The Arizona Trial Lawyers Association opposed the bill, although it supports the apology provision, which states a physician or other health care provider may apologize for an unanticipated outcome — even admit to a mistake — without it being considered an admission of guilt or liability in civil court.

Half of the Democrats in the Legislature voted against the bill.

“This will do nothing to affect malpractice premiums,” which is the problem we should be addressing, said Rep. Phil Lopes, D-27. “It seems like anything will do, even if it will do nothing. People are fixed on tort reform.”

Mr. Lopes said options other than tort reform are necessary to stem the rising costs of medical malpractice insurance, including insurance reform, more vigorous application of a recent law to screen out frivolous lawsuits, establishment of another malpractice insurance provider, and even state subsidies for malpractice insurance carriers.

“The Legislature has a role here,” he said. “Everything needs to be on the table.” Steps should be taken, he said, to stem conflicts between doctors and lawyers.

Mr. Lopes said full disclosure of medical errors in hospitals as required by the Joint Commission on Accreditation of Healthcare Organizations is “not discoverable,” meaning it cannot be used in a lawsuit.

Andrea Smiley, a spokeswoman for the Arizona Medical Association, says the I’m sorry provision will not have an immediate effect on malpractice insurance rates, but “in time, it will.” She said the apology measure would improve the doctor-patient relationship.

Colorado, Georgia, Minnesota and Illinois have enacted I’m Sorry laws, but Doug Wojcieszak, founder of the Illinois-based “Sorry Works! Coalition” says he encourages states to expand those laws to include steps beyond an apology, including an offer for compensation. His group recommends that:

• Hospitals and physicians review every adverse incident.

• Hospital administrators and physicians sit down with patients and families to explain what happened.

• The hospital and doctor apologize if a mistake were made and offer the patient or family fair compensation if a medical investigation found there was an error.

• They explain how the problem will be corrected.

If there was not an error, the patient and family are extended an expression of sympathy.

Mr. Wojcieszak told Arizona Capitol Times that I’m sorry laws should provide an option that an apology could be admissible in a trial if the defendant wanted it in evidence.

“If it comes to court, the doctor would look good” for apologizing, he said.

David Patton, a plaintiff medical malpractice attorney in Scottsdale, told amednews.com, an Internet publication for physicians, that many of his clients are simply searching for answers to what went wrong in their medical cases.

Mr.
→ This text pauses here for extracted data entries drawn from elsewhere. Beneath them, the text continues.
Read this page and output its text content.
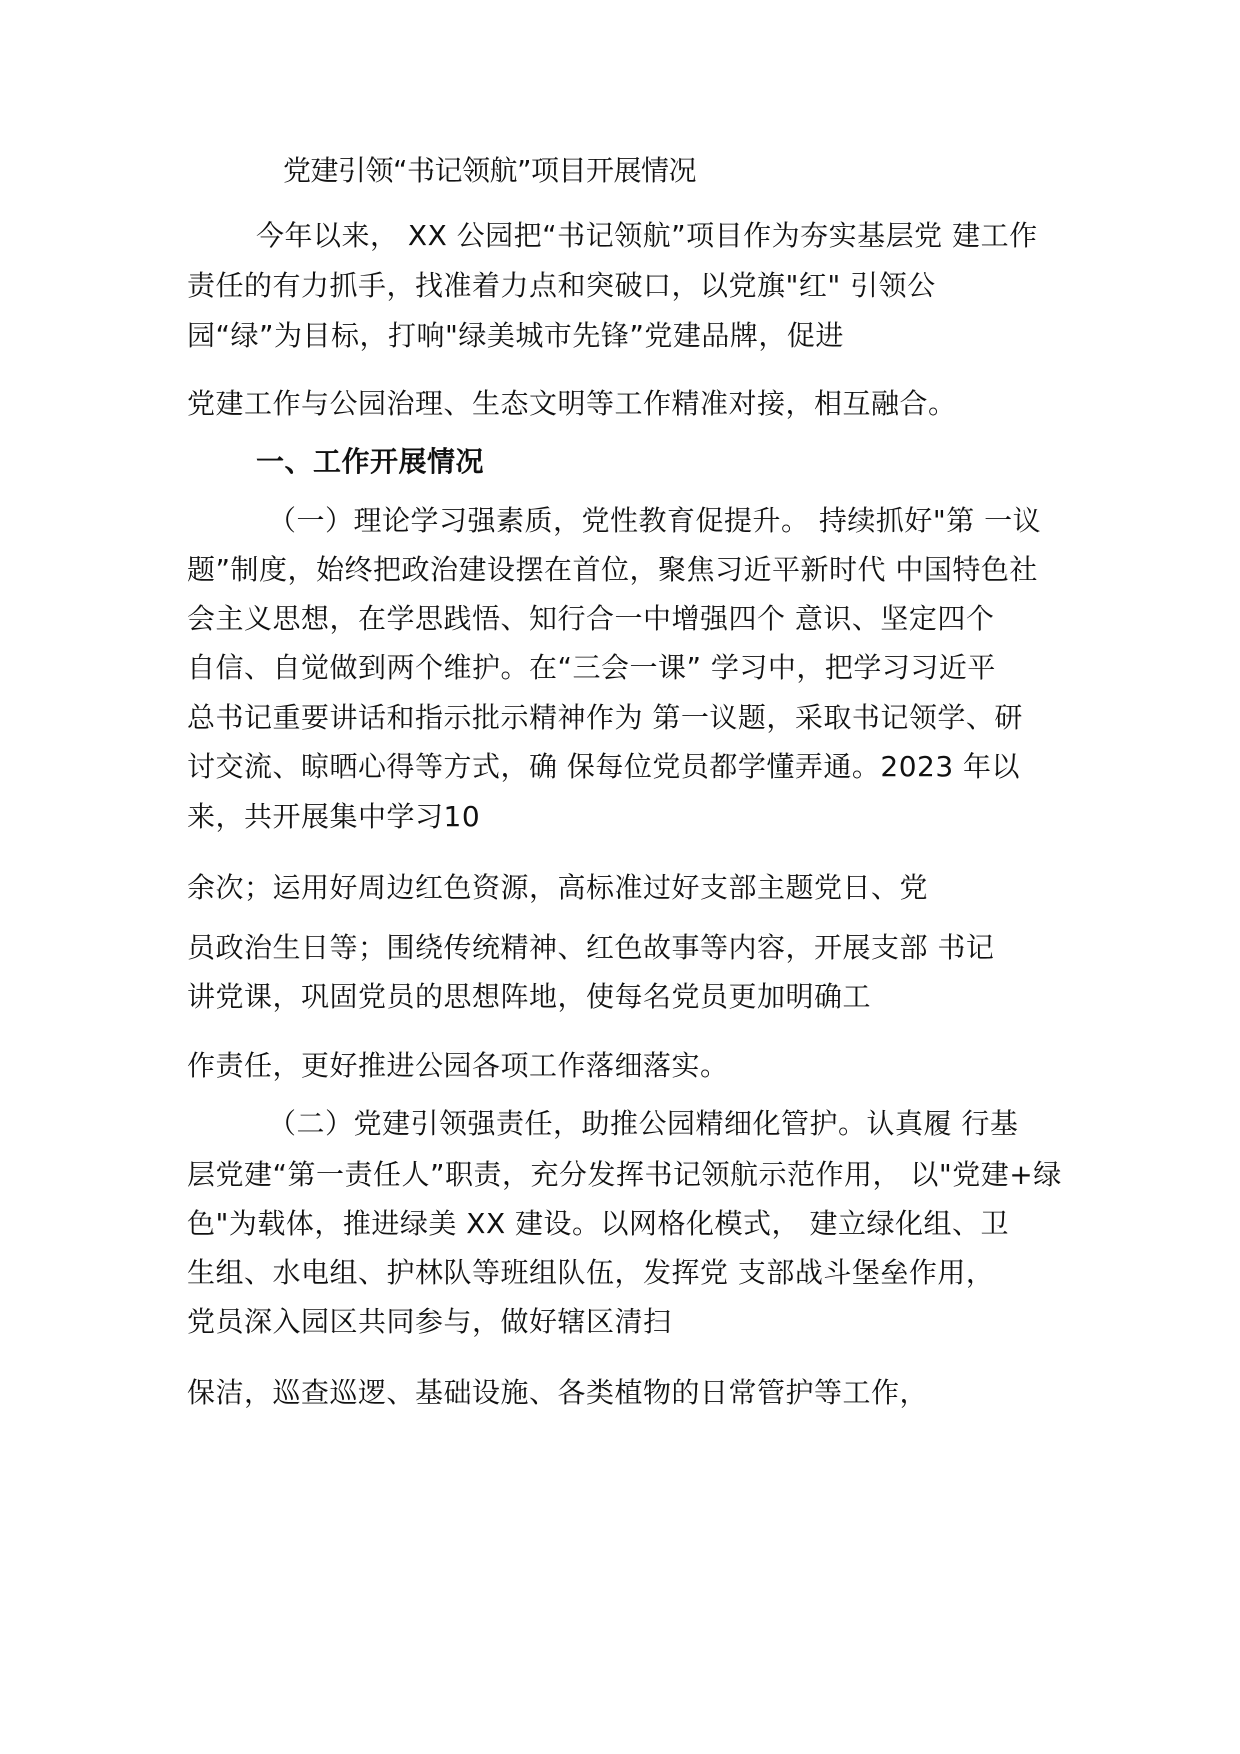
党建引领“书记领航”项目开展情况
今年以来， XX 公园把“书记领航”项目作为夯实基层党 建工作
责任的有力抓手，找准着力点和突破口，以党旗"红" 引领公
园“绿”为目标，打响"绿美城市先锋”党建品牌，促进
党建工作与公园治理、生态文明等工作精准对接，相互融合。
一、工作开展情况
（一）理论学习强素质，党性教育促提升。 持续抓好"第 一议
题”制度，始终把政治建设摆在首位，聚焦习近平新时代 中国特色社
会主义思想，在学思践悟、知行合一中增强四个 意识、坚定四个
自信、自觉做到两个维护。在“三会一课” 学习中，把学习习近平
总书记重要讲话和指示批示精神作为 第一议题，采取书记领学、研
讨交流、晾晒心得等方式，确 保每位党员都学懂弄通。2023 年以
来，共开展集中学习10
余次；运用好周边红色资源，高标准过好支部主题党日、党
员政治生日等；围绕传统精神、红色故事等内容，开展支部 书记
讲党课，巩固党员的思想阵地，使每名党员更加明确工
作责任，更好推进公园各项工作落细落实。
（二）党建引领强责任，助推公园精细化管护。认真履 行基
层党建“第一责任人”职责，充分发挥书记领航示范作用， 以"党建+绿
色"为载体，推进绿美 XX 建设。以网格化模式， 建立绿化组、卫
生组、水电组、护林队等班组队伍，发挥党 支部战斗堡垒作用，
党员深入园区共同参与，做好辖区清扫
保洁，巡查巡逻、基础设施、各类植物的日常管护等工作，
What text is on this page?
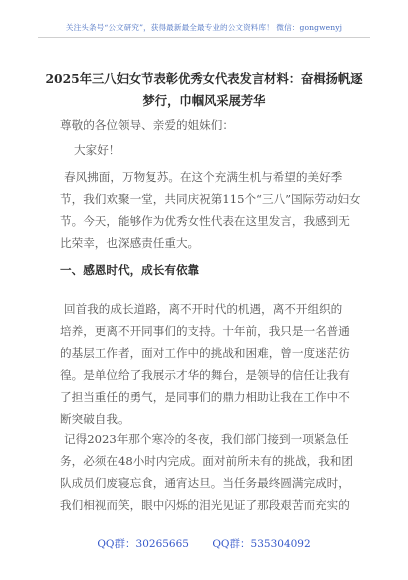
关注头条号“公文研究”，获得最新最全最专业的公文资料库！ 微信：gongwenyj
2025年三八妇女节表彰优秀女代表发言材料：奋楫扬帆逐
梦行，巾帼风采展芳华
尊敬的各位领导、亲爱的姐妹们：
大家好！
春风拂面，万物复苏。在这个充满生机与希望的美好季
节，我们欢聚一堂，共同庆祝第115个“三八”国际劳动妇女
节。今天，能够作为优秀女性代表在这里发言，我感到无
比荣幸，也深感责任重大。
一、感恩时代，成长有依靠
回首我的成长道路，离不开时代的机遇，离不开组织的
培养，更离不开同事们的支持。十年前，我只是一名普通
的基层工作者，面对工作中的挑战和困难，曾一度迷茫彷
徨。是单位给了我展示才华的舞台，是领导的信任让我有
了担当重任的勇气，是同事们的鼎力相助让我在工作中不
断突破自我。
记得2023年那个寒冷的冬夜，我们部门接到一项紧急任
务，必须在48小时内完成。面对前所未有的挑战，我和团
队成员们废寝忘食，通宵达旦。当任务最终圆满完成时，
我们相视而笑，眼中闪烁的泪光见证了那段艰苦而充实的
QQ群：30265665 QQ群：535304092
Wojcieszak added, “So many lawyers tell their doctors not to talk.”

Carol Houk, a consultant who assists 28 public and private hospitals, clinics and surgi-centers deal with medical errors and adverse outcomes, says her four-step program, HealthCare Ombudsman/Mediator, has reduced damage claims against her clients to nearly nothing.

She says she trains physicians and other health care professionals to first apologize, then explain what happened, what will be done to fix the problem and, when warranted, offer compensation early.

Ms. Houk said of 500 cases handled under her program at the National Naval Medical Center, no compensation was sought, and only 1 per cent of 3,200 cases in private facilities resulted in compensation.